The Magellanic Clouds are among the closest galaxies to the Milky Way: The LMC is about 160,000 light years away from us, and the SMC is farther, about 190,000 years away. (The closest galaxy is the Sagittarius Dwarf Elliptical Galaxy, at 65,230 light years.) They are about 75,000 light years apart. Recall that a light year is the distance that light travels in one year, about 9.7 trillion kilometres. They are a lot smaller than the Milky Way, too. The Milky Way is about 20 times the diameter of the SMC, and about 10 times the diameter of the LMC.

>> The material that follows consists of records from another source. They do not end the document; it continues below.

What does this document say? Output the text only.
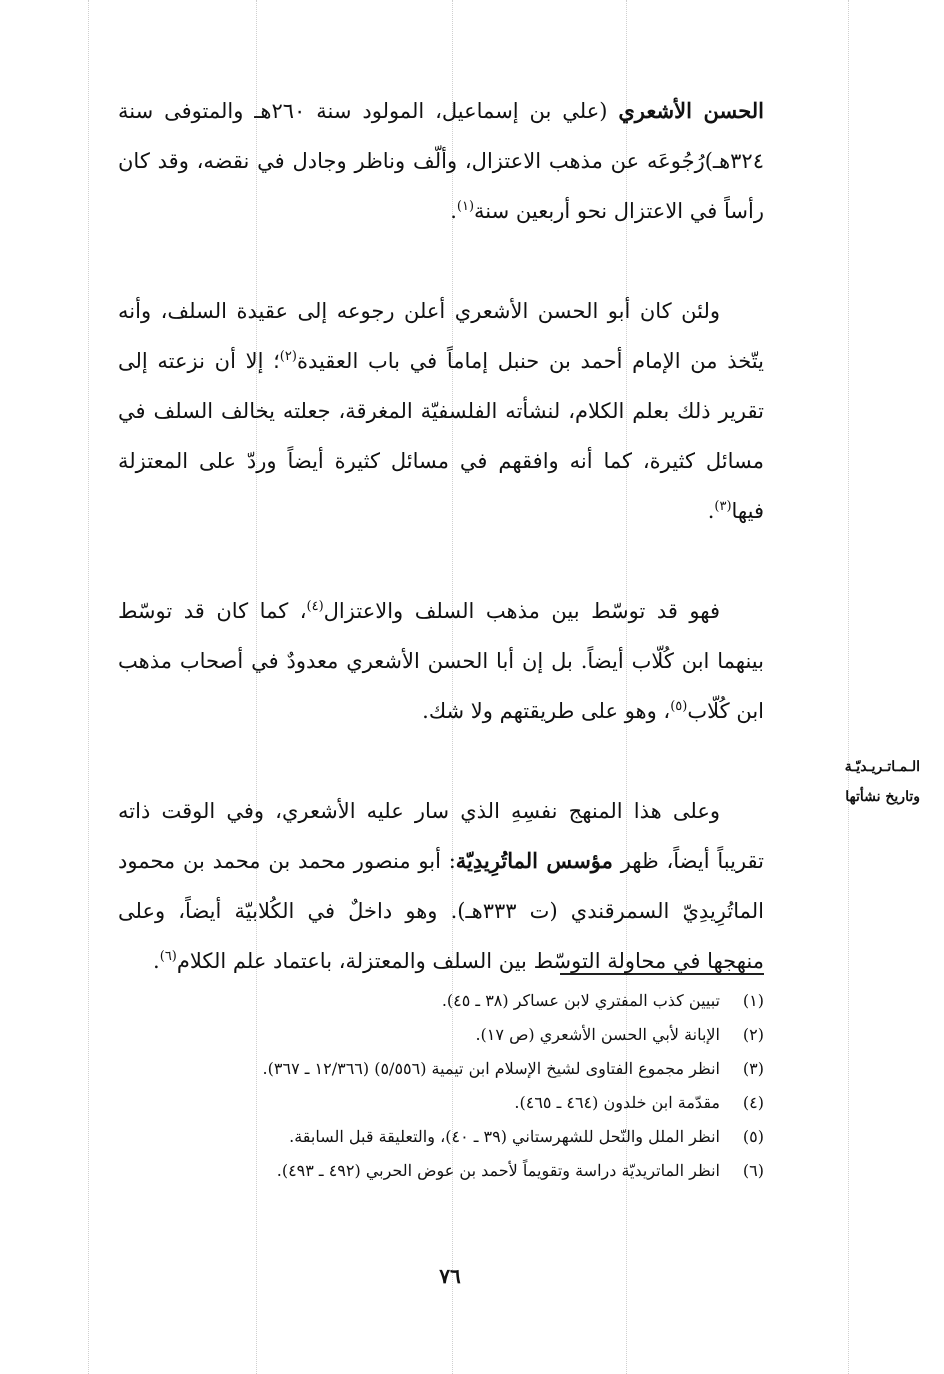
الحسن الأشعري (علي بن إسماعيل، المولود سنة ٢٦٠هـ والمتوفى سنة ٣٢٤هـ)رُجُوعَه عن مذهب الاعتزال، وألّف وناظر وجادل في نقضه، وقد كان رأساً في الاعتزال نحو أربعين سنة$^{(١)}$.

ولئن كان أبو الحسن الأشعري أعلن رجوعه إلى عقيدة السلف، وأنه يتّخذ من الإمام أحمد بن حنبل إماماً في باب العقيدة$^{(٢)}$؛ إلا أن نزعته إلى تقرير ذلك بعلم الكلام، لنشأته الفلسفيّة المغرقة، جعلته يخالف السلف في مسائل كثيرة، كما أنه وافقهم في مسائل كثيرة أيضاً وردّ على المعتزلة فيها$^{(٣)}$.

فهو قد توسّط بين مذهب السلف والاعتزال$^{(٤)}$، كما كان قد توسّط بينهما ابن كُلّاب أيضاً. بل إن أبا الحسن الأشعري معدودٌ في أصحاب مذهب ابن كُلّاب$^{(٥)}$، وهو على طريقتهم ولا شك.

وعلى هذا المنهج نفسِهِ الذي سار عليه الأشعري، وفي الوقت ذاته تقريباً أيضاً، ظهر مؤسس الماتُرِيدِيّة: أبو منصور محمد بن محمد بن محمود الماتُرِيدِيّ السمرقندي (ت ٣٣٣هـ). وهو داخلٌ في الكُلابيّة أيضاً، وعلى منهجها في محاولة التوسّط بين السلف والمعتزلة، باعتماد علم الكلام$^{(٦)}$.

الـمـاتـريـديّـة
وتاريخ نشأتها
(١)
تبيين كذب المفتري لابن عساكر (٣٨ ـ ٤٥).
(٢)
الإبانة لأبي الحسن الأشعري (ص ١٧).
(٣)
انظر مجموع الفتاوى لشيخ الإسلام ابن تيمية (٥/٥٥٦) (١٢/٣٦٦ ـ ٣٦٧).
(٤)
مقدّمة ابن خلدون (٤٦٤ ـ ٤٦٥).
(٥)
انظر الملل والنّحل للشهرستاني (٣٩ ـ ٤٠)، والتعليقة قبل السابقة.
(٦)
انظر الماتريديّة دراسة وتقويماً لأحمد بن عوض الحربي (٤٩٢ ـ ٤٩٣).
٧٦
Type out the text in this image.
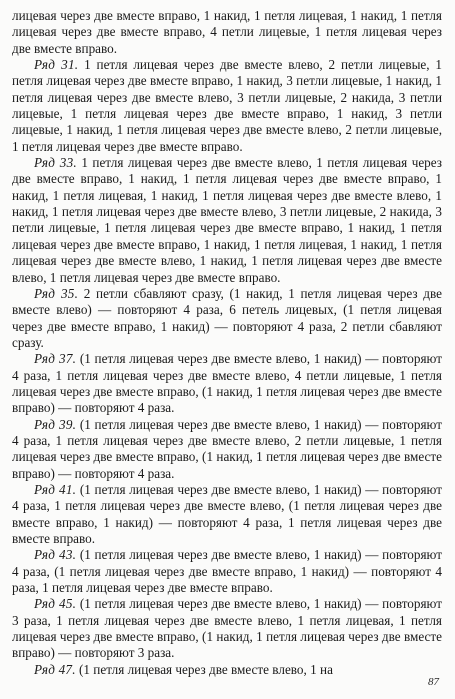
лицевая через две вместе вправо, 1 накид, 1 петля лицевая, 1 накид, 1 петля лицевая через две вместе вправо, 4 петли лицевые, 1 петля лицевая через две вместе вправо.

Ряд 31. 1 петля лицевая через две вместе влево, 2 петли лицевые, 1 петля лицевая через две вместе вправо, 1 накид, 3 петли лицевые, 1 накид, 1 петля лицевая через две вместе влево, 3 петли лицевые, 2 накида, 3 петли лицевые, 1 петля лицевая через две вместе вправо, 1 накид, 3 петли лицевые, 1 накид, 1 петля лицевая через две вместе влево, 2 петли лицевые, 1 петля лицевая через две вместе вправо.

Ряд 33. 1 петля лицевая через две вместе влево, 1 петля лицевая через две вместе вправо, 1 накид, 1 петля лицевая через две вместе вправо, 1 накид, 1 петля лицевая, 1 накид, 1 петля лицевая через две вместе влево, 1 накид, 1 петля лицевая через две вместе влево, 3 петли лицевые, 2 накида, 3 петли лицевые, 1 петля лицевая через две вместе вправо, 1 накид, 1 петля лицевая через две вместе вправо, 1 накид, 1 петля лицевая, 1 накид, 1 петля лицевая через две вместе влево, 1 накид, 1 петля лицевая через две вместе влево, 1 петля лицевая через две вместе вправо.

Ряд 35. 2 петли сбавляют сразу, (1 накид, 1 петля лицевая через две вместе влево) — повторяют 4 раза, 6 петель лицевых, (1 петля лицевая через две вместе вправо, 1 накид) — повторяют 4 раза, 2 петли сбавляют сразу.

Ряд 37. (1 петля лицевая через две вместе влево, 1 накид) — повторяют 4 раза, 1 петля лицевая через две вместе влево, 4 петли лицевые, 1 петля лицевая через две вместе вправо, (1 накид, 1 петля лицевая через две вместе вправо) — повторяют 4 раза.

Ряд 39. (1 петля лицевая через две вместе влево, 1 накид) — повторяют 4 раза, 1 петля лицевая через две вместе влево, 2 петли лицевые, 1 петля лицевая через две вместе вправо, (1 накид, 1 петля лицевая через две вместе вправо) — повторяют 4 раза.

Ряд 41. (1 петля лицевая через две вместе влево, 1 накид) — повторяют 4 раза, 1 петля лицевая через две вместе влево, (1 петля лицевая через две вместе вправо, 1 накид) — повторяют 4 раза, 1 петля лицевая через две вместе вправо.

Ряд 43. (1 петля лицевая через две вместе влево, 1 накид) — повторяют 4 раза, (1 петля лицевая через две вместе вправо, 1 накид) — повторяют 4 раза, 1 петля лицевая через две вместе вправо.

Ряд 45. (1 петля лицевая через две вместе влево, 1 накид) — повторяют 3 раза, 1 петля лицевая через две вместе влево, 1 петля лицевая, 1 петля лицевая через две вместе вправо, (1 накид, 1 петля лицевая через две вместе вправо) — повторяют 3 раза.

Ряд 47. (1 петля лицевая через две вместе влево, 1 на

87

This manipulated image shows where the Magellanic Clouds are in relation to the Milky Way. If we could look down on everything from above, this is what we would see. Credit: Nina McCurdy / Nick Risinger / NASA. Not to scale.

Because of their loosely defined shape and their size, the Magellanic Clouds are classified as irregular dwarf galaxies. The Milky Way is classified as a spiral galaxy. Another galaxy shape is elliptical. There are further subclassifications.

While the Magellanic Clouds are thought to have been formed at the same time as our own galaxy, about 14 billion years ago, they have only been in orbit around the Milky Way for about 1.5 billion years. The Milky Way’s gravity would have “captured” the two galaxies. In fact, for the clouds to orbit the Milky Way, it would take about 4 billion years. Since they have only been in orbit for 1.5 billion years, we might be seeing them after their initial capture. They may not have even made one complete orbit yet.

Further, there are gravitational, or tidal, forces at work, that result in a lot of tugging and pulling between the two clouds and between the clouds and the Milky Way. Scientists think the LMC-SMC system could be on a collision course with the Milky Way, although the collision won’t happen for another 2.4 billion years. The collision could disturb the supermassive black hole at the centre of our galaxy, causing it to consume more gas and other matter and increase in size. Stars closer to the black hole could get kicked out of the galaxy.

So, if something is classified as a galaxy, does it automatically have the same composition as all other galaxies? Nope. Apart from shape and size, the Magellanic Clouds differ in two more important ways from the Milky Way: the clouds have more hydrogen and helium than our home galaxy does, but less metal. There is a similarity, though: the Magellanic Clouds and the Milky Way both contain a range of very young stars to very old stars. This points to a long history of stellar formation.

In February 1987, Canadian astronomer Ian Shelton discovered a supernova in the LMC from the University of Toronto observatory in Chile. This is the closest supernova visible for study since the invention of the telescope. Astronomers continue to observe the supernova remnant with ground-based telescopes and telescopes in space.